The History of Futoshiki: Japan's Inequality Puzzle
Futoshiki guide · 4 min read
Futoshiki has a name most English speakers can't quite pronounce and a backstory tied directly to the puzzle that made grid logic a global phenomenon. It arrived from Japan in the mid-2000s, riding the same wave that carried sudoku into newspapers everywhere, and its very name tells you what it's about. This is the short history of Futoshiki: what the Japanese word means, where the puzzle's logic comes from, and how it earned its English nickname, the "greater than sudoku."
Curious about the puzzle this story is about? It's waiting at Futoshiki.
What "Futoshiki" means in Japanese
The name comes from the Japanese word 不等式 (futōshiki), which means "inequality." That's not a metaphor — it's a literal description. The defining feature of the puzzle is the set of greater-than and less-than signs between cells, and the Japanese name simply calls it what it is: the inequality puzzle. (We unpack the mechanics in what is Futoshiki.)
So while English speakers reach for the descriptive nickname "greater than sudoku," the original name already said it plainly. The various aliases — inequality puzzle, unequal, more or less — are all just translations of that same core idea.
The Latin-square foundation
Like sudoku, Futoshiki rests on the Latin square — a grid filled so that each symbol appears once per row and once per column. Latin squares were studied formally by the Swiss mathematician Leonhard Euler in the 1700s, and they're the mathematical skeleton beneath the whole family of grid-logic puzzles. Futoshiki takes that skeleton and, instead of adding sudoku's 3×3 boxes, layers on inequality constraints between adjacent cells.
That design choice is what gives Futoshiki its distinct character: it keeps the no-repeat rule everyone knows and replaces the box constraint with relationships.
Riding the sudoku boom
Futoshiki reached a wide audience in the mid-2000s, in the wake of the global sudoku craze of 2004–2005. Once sudoku had trained millions of people to enjoy daily grid-logic puzzles, publishers went looking for fresh variants to feed that appetite — and Futoshiki was perfectly placed. It was familiar enough to be approachable (same Latin square) and novel enough to feel new (the arrows).

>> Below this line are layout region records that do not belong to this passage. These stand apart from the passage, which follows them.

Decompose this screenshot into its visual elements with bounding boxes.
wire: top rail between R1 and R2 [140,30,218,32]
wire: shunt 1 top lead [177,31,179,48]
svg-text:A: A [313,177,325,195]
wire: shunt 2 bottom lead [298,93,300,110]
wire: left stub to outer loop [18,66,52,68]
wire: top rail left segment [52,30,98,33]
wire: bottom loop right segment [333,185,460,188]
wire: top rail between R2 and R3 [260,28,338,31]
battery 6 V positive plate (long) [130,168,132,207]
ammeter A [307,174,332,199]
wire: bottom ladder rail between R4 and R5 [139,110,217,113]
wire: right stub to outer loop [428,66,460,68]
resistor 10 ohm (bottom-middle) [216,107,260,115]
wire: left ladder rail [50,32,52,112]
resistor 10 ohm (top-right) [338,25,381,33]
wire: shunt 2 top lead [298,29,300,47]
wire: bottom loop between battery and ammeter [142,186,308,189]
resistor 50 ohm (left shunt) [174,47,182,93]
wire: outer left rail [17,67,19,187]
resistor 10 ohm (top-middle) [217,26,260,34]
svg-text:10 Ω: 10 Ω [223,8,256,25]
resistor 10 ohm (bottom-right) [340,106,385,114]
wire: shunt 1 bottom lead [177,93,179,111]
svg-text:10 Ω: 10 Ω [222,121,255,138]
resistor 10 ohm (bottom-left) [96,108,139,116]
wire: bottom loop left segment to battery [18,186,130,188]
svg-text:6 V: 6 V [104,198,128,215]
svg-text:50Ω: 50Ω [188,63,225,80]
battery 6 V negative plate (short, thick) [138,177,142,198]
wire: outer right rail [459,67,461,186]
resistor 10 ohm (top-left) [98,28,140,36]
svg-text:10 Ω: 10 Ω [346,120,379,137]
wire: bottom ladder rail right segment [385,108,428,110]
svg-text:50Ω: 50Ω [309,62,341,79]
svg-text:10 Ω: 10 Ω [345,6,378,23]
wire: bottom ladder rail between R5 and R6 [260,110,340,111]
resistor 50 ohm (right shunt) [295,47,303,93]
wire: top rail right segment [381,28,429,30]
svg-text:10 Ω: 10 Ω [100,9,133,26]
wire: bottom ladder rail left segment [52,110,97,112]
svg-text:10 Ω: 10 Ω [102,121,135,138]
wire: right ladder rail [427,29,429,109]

Newspapers helped carry it. The Guardian in the UK, among others, ran Futoshiki puzzles, and dedicated sites and apps followed. It never reached sudoku's stratospheric popularity, but it earned a loyal following among solvers hunting for the next logical challenge after mastering the standard grid.
How it got the "greater than sudoku" name
As Futoshiki spread through English-speaking markets, its Japanese name proved a mouthful, so a plain-English description stuck: "greater than sudoku." The label does double duty — it tells newcomers the puzzle is sudoku-like and that the new ingredient is the greater-than (and less-than) signs. It's now one of the most common ways people search for and refer to the puzzle, sitting alongside "inequality puzzle" and the original Futoshiki.
A puzzle that stayed pure
One reason Futoshiki has aged well: it never needed gimmicks. The core — a Latin square plus inequality arrows, solvable by pure logic with no math and no guessing — was complete from the start. Modern digital versions added conveniences like pencil marks, larger grids, and instant validation, but the puzzle itself is unchanged from its Japanese origins. That simplicity is exactly why it remains a satisfying step up for sudoku players two decades on.
Solve a piece of puzzle history
Knowing that "Futoshiki" literally means "inequality" makes those little arrows feel a bit more meaningful — they're the whole point of the puzzle, right there in the name. Try an easy Futoshiki to experience it firsthand, or learn the method in the Futoshiki strategy guide.
Frequently asked questions
What is Futoshiki in Japanese?
Futoshiki comes from the Japanese word 不等式 (futōshiki), meaning "inequality." The name directly describes the puzzle's defining feature: the greater-than and less-than signs between cells that you must satisfy while filling the grid.
What does Futoshiki mean?
It means "inequality." The puzzle is built around inequality constraints — the < and > signs between cells — so its Japanese name is a literal description of how it works. English speakers often call it the "greater than sudoku" for the same reason.
Who invented Futoshiki?
Futoshiki doesn't have a single widely credited inventor in the way KenKen does. It emerged from Japan and spread internationally in the mid-2000s during the sudoku boom, when publishers were popularizing Latin-square puzzle variants. Its design builds on centuries-old Latin squares plus inequality constraints.
When did Futoshiki become popular?
It gained a wide audience in the mid-2000s, following the global sudoku craze of 2004–2005. Newspapers and puzzle sites introduced it as a fresh variant for solvers who already enjoyed sudoku, and dedicated apps and websites followed.
Why is Futoshiki called the greater than sudoku?
Because its Japanese name is hard for English speakers, a plain description stuck: it plays like sudoku (the Latin square) but adds greater-than and less-than signs. "Greater than sudoku" conveys both facts at once, which is why it became a common nickname and search term.